Amos 5:15 “Hate evil, love good; maintain justice in the courts.”
There is much evil to hate and much good to love.
• When we are outraged about injustice (“much evil to hate”), why is it healthy to also recall much good to love?
“Maintain justice in the courts” Amos 5:15
Justice must be maintained constantly. Neglect of doing right leads to deterioration throughout a society. “One bad apple spoils the whole bunch.” When an apple begins to decay, it emits gases that the good apples can absorb and begin to rot also. Every person and collective society has the propensity for corruption, therefore every person and society needs a constant effort of maintaining justice.
• What is the alternative to “maintaining” justice?
Amos 5:13 “The prudent keep quiet in such times, for the times are evil.”
As we read in 5:11-12, Amos spoke to a culture that reeked with corruption. He is not placing a gag order on the people of God preventing them from speaking out against injustice. Amos himself was outspoken and crude in the words he spoke to injustice calling the rich women who were oppressing the poor “fat cows” (Amos 4:1).
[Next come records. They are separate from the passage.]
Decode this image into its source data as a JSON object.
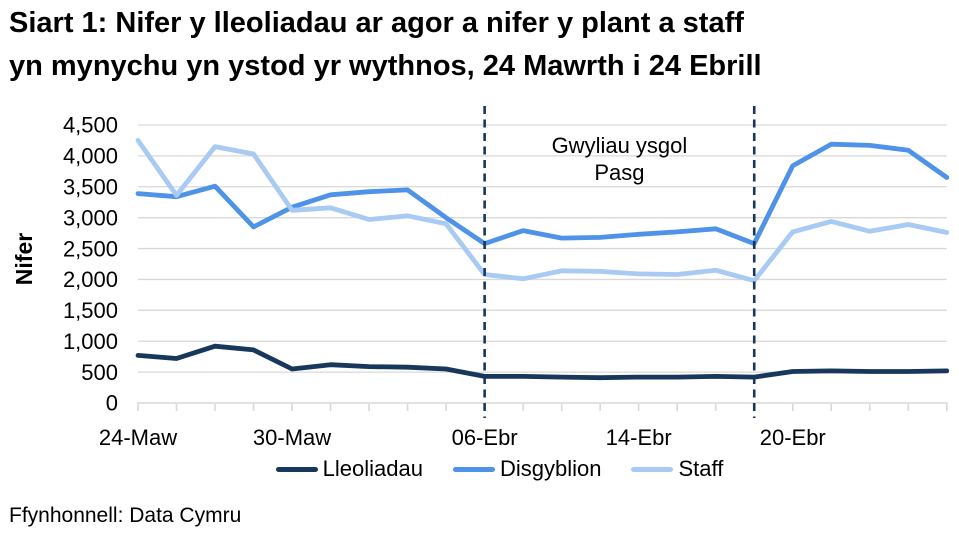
{
  "title_lines": [
    "Siart 1: Nifer y lleoliadau ar agor a nifer y plant a staff",
    "yn mynychu yn ystod yr wythnos, 24 Mawrth i 24 Ebrill"
  ],
  "source": "Ffynhonnell: Data Cymru",
  "annotation_lines": [
    "Gwyliau ysgol",
    "Pasg"
  ],
  "chart_data": {
    "type": "line",
    "title": "Siart 1: Nifer y lleoliadau ar agor a nifer y plant a staff yn mynychu yn ystod yr wythnos, 24 Mawrth i 24 Ebrill",
    "xlabel": "",
    "ylabel": "Nifer",
    "ylim": [
      0,
      4500
    ],
    "ytick_step": 500,
    "grid": "horizontal",
    "legend_position": "bottom",
    "x": [
      "24-Maw",
      "25-Maw",
      "26-Maw",
      "27-Maw",
      "30-Maw",
      "31-Maw",
      "01-Ebr",
      "02-Ebr",
      "03-Ebr",
      "06-Ebr",
      "07-Ebr",
      "08-Ebr",
      "09-Ebr",
      "14-Ebr",
      "15-Ebr",
      "16-Ebr",
      "17-Ebr",
      "20-Ebr",
      "21-Ebr",
      "22-Ebr",
      "23-Ebr",
      "24-Ebr"
    ],
    "xtick_shown": [
      {
        "index": 0,
        "label": "24-Maw"
      },
      {
        "index": 4,
        "label": "30-Maw"
      },
      {
        "index": 9,
        "label": "06-Ebr"
      },
      {
        "index": 13,
        "label": "14-Ebr"
      },
      {
        "index": 17,
        "label": "20-Ebr"
      }
    ],
    "series": [
      {
        "name": "Lleoliadau",
        "color": "#17375d",
        "values": [
          770,
          720,
          920,
          860,
          550,
          620,
          590,
          580,
          550,
          430,
          430,
          420,
          410,
          420,
          420,
          430,
          420,
          510,
          520,
          510,
          510,
          520
        ]
      },
      {
        "name": "Disgyblion",
        "color": "#4f93e8",
        "values": [
          3390,
          3340,
          3510,
          2850,
          3170,
          3370,
          3420,
          3450,
          3000,
          2580,
          2790,
          2670,
          2680,
          2730,
          2770,
          2820,
          2580,
          3840,
          4190,
          4170,
          4090,
          3650
        ]
      },
      {
        "name": "Staff",
        "color": "#a9caf2",
        "values": [
          4250,
          3360,
          4150,
          4030,
          3120,
          3160,
          2970,
          3030,
          2900,
          2080,
          2010,
          2140,
          2130,
          2090,
          2080,
          2150,
          1980,
          2770,
          2940,
          2780,
          2890,
          2760
        ]
      }
    ],
    "vlines": {
      "x_indices": [
        9,
        16
      ],
      "style": "dashed",
      "color": "#17375d",
      "label": "Gwyliau ysgol Pasg"
    }
  },
  "style_colors": {
    "grid": "#d9d9d9",
    "axis": "#d9d9d9",
    "text": "#000000"
  }
}
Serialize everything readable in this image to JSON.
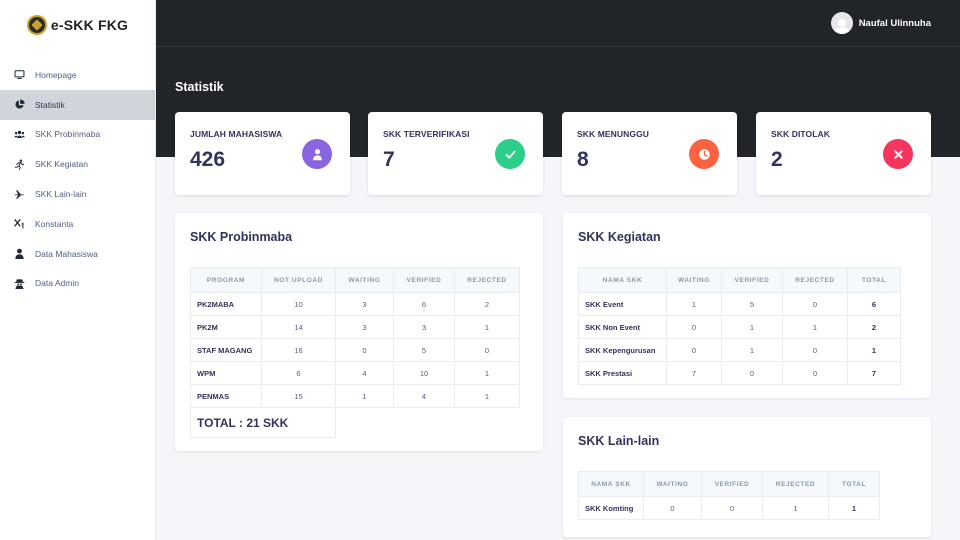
{
  "brand": {
    "name": "e-SKK FKG"
  },
  "sidebar": {
    "items": [
      {
        "label": "Homepage",
        "icon": "monitor-icon"
      },
      {
        "label": "Statistik",
        "icon": "pie-chart-icon",
        "active": true
      },
      {
        "label": "SKK Probinmaba",
        "icon": "users-icon"
      },
      {
        "label": "SKK Kegiatan",
        "icon": "running-icon"
      },
      {
        "label": "SKK Lain-lain",
        "icon": "plane-icon"
      },
      {
        "label": "Konstanta",
        "icon": "subscript-icon"
      },
      {
        "label": "Data Mahasiswa",
        "icon": "user-icon"
      },
      {
        "label": "Data Admin",
        "icon": "user-secret-icon"
      }
    ]
  },
  "header": {
    "user_name": "Naufal Ulinnuha",
    "page_title": "Statistik"
  },
  "stats": [
    {
      "label": "JUMLAH MAHASISWA",
      "value": "426",
      "color": "#8965e0",
      "icon": "user-icon"
    },
    {
      "label": "SKK TERVERIFIKASI",
      "value": "7",
      "color": "#2dce89",
      "icon": "check-icon"
    },
    {
      "label": "SKK MENUNGGU",
      "value": "8",
      "color": "#fb6340",
      "icon": "clock-icon"
    },
    {
      "label": "SKK DITOLAK",
      "value": "2",
      "color": "#f5365c",
      "icon": "close-icon"
    }
  ],
  "probinmaba": {
    "title": "SKK Probinmaba",
    "headers": [
      "PROGRAM",
      "NOT UPLOAD",
      "WAITING",
      "VERIFIED",
      "REJECTED"
    ],
    "rows": [
      [
        "PK2MABA",
        "10",
        "3",
        "6",
        "2"
      ],
      [
        "PK2M",
        "14",
        "3",
        "3",
        "1"
      ],
      [
        "STAF MAGANG",
        "16",
        "0",
        "5",
        "0"
      ],
      [
        "WPM",
        "6",
        "4",
        "10",
        "1"
      ],
      [
        "PENMAS",
        "15",
        "1",
        "4",
        "1"
      ]
    ],
    "total": "TOTAL : 21 SKK"
  },
  "kegiatan": {
    "title": "SKK Kegiatan",
    "headers": [
      "NAMA SKK",
      "WAITING",
      "VERIFIED",
      "REJECTED",
      "TOTAL"
    ],
    "rows": [
      [
        "SKK Event",
        "1",
        "5",
        "0",
        "6"
      ],
      [
        "SKK Non Event",
        "0",
        "1",
        "1",
        "2"
      ],
      [
        "SKK Kepengurusan",
        "0",
        "1",
        "0",
        "1"
      ],
      [
        "SKK Prestasi",
        "7",
        "0",
        "0",
        "7"
      ]
    ]
  },
  "lainlain": {
    "title": "SKK Lain-lain",
    "headers": [
      "NAMA SKK",
      "WAITING",
      "VERIFIED",
      "REJECTED",
      "TOTAL"
    ],
    "rows": [
      [
        "SKK Komting",
        "0",
        "0",
        "1",
        "1"
      ]
    ]
  }
}
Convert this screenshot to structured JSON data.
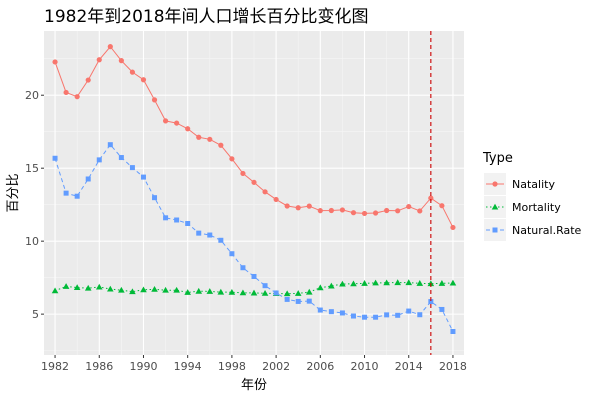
{
  "chart_data": {
    "type": "line",
    "title": "1982年到2018年间人口增长百分比变化图",
    "xlabel": "年份",
    "ylabel": "百分比",
    "x": [
      1982,
      1983,
      1984,
      1985,
      1986,
      1987,
      1988,
      1989,
      1990,
      1991,
      1992,
      1993,
      1994,
      1995,
      1996,
      1997,
      1998,
      1999,
      2000,
      2001,
      2002,
      2003,
      2004,
      2005,
      2006,
      2007,
      2008,
      2009,
      2010,
      2011,
      2012,
      2013,
      2014,
      2015,
      2016,
      2017,
      2018
    ],
    "xlim": [
      1981,
      2019
    ],
    "ylim": [
      2.2,
      24.4
    ],
    "x_ticks": [
      1982,
      1986,
      1990,
      1994,
      1998,
      2002,
      2006,
      2010,
      2014,
      2018
    ],
    "y_ticks": [
      5,
      10,
      15,
      20
    ],
    "grid": true,
    "vline": 2016,
    "legend": {
      "title": "Type",
      "position": "right"
    },
    "series": [
      {
        "name": "Natality",
        "color": "#F8766D",
        "linetype": "solid",
        "marker": "circle",
        "values": [
          22.28,
          20.19,
          19.9,
          21.04,
          22.43,
          23.33,
          22.37,
          21.58,
          21.06,
          19.68,
          18.24,
          18.09,
          17.7,
          17.12,
          16.98,
          16.57,
          15.64,
          14.64,
          14.03,
          13.38,
          12.86,
          12.41,
          12.29,
          12.4,
          12.09,
          12.1,
          12.14,
          11.95,
          11.9,
          11.93,
          12.1,
          12.08,
          12.37,
          12.07,
          12.95,
          12.43,
          10.94
        ]
      },
      {
        "name": "Mortality",
        "color": "#00BA38",
        "linetype": "dotted",
        "marker": "triangle",
        "values": [
          6.6,
          6.9,
          6.82,
          6.78,
          6.86,
          6.72,
          6.64,
          6.54,
          6.67,
          6.7,
          6.64,
          6.64,
          6.49,
          6.57,
          6.56,
          6.51,
          6.5,
          6.46,
          6.45,
          6.43,
          6.41,
          6.4,
          6.42,
          6.51,
          6.81,
          6.93,
          7.06,
          7.08,
          7.11,
          7.14,
          7.15,
          7.16,
          7.16,
          7.11,
          7.09,
          7.11,
          7.13
        ]
      },
      {
        "name": "Natural.Rate",
        "color": "#619CFF",
        "linetype": "dashed",
        "marker": "square",
        "values": [
          15.68,
          13.29,
          13.08,
          14.26,
          15.57,
          16.61,
          15.73,
          15.04,
          14.39,
          12.98,
          11.6,
          11.45,
          11.21,
          10.55,
          10.42,
          10.06,
          9.14,
          8.18,
          7.58,
          6.95,
          6.45,
          6.01,
          5.87,
          5.89,
          5.28,
          5.17,
          5.08,
          4.87,
          4.79,
          4.79,
          4.95,
          4.92,
          5.21,
          4.96,
          5.86,
          5.32,
          3.81
        ]
      }
    ]
  }
}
When we are angry, we ratchet-up the rhetoric to protect our wounded parts and to get the attention of others. Listening helps us understand the hurting person and allows the hurting person to ratchet-down their inflammatory rhetoric.
The words of the 8th century BC prophet Amos are reflected in the first century apostle James. “Everyone should be quick to listen, slow to speak, and slow to become angry” (James 1:19).
• When you have been upset, can you recall a time when listening resulted in you taking more productive action?
Four Rules for a Better America
Dr. John Gottman, a well-respected marriage researcher, challenges us to use the insights gained from working with highly-conflicted couples to our current highly-conflict country.
Rule 1: Focus on other people’s distress with empathy. Empathy is the cornerstone for successful relationships.
Rule 2: Keep your positive versus negative comments and interactions to a ration of 5:1. The positive things you say versus the criticisms that you level should be at a 5:1 ratio at least. That means five affirming, praising, and loving tweets and Facebook posts for every critical one.
Rule 3: Avoid contempt with everybody, all the time.
Research shows that contempt (belittling and disrespectful speech/ attitudes/actions) kills relationships.
Rule 4: Learn to cooperate and have dialogue with those with whom you disagree. Before you speak, see if you can understand what the speaker before you has said. Listen to understand, and then frame you rebuttal.
• In what ways do these rules correspond to the truth proclaimed by Amos, the prophet of the Lord God Almighty in Amos 5:11-15, 24?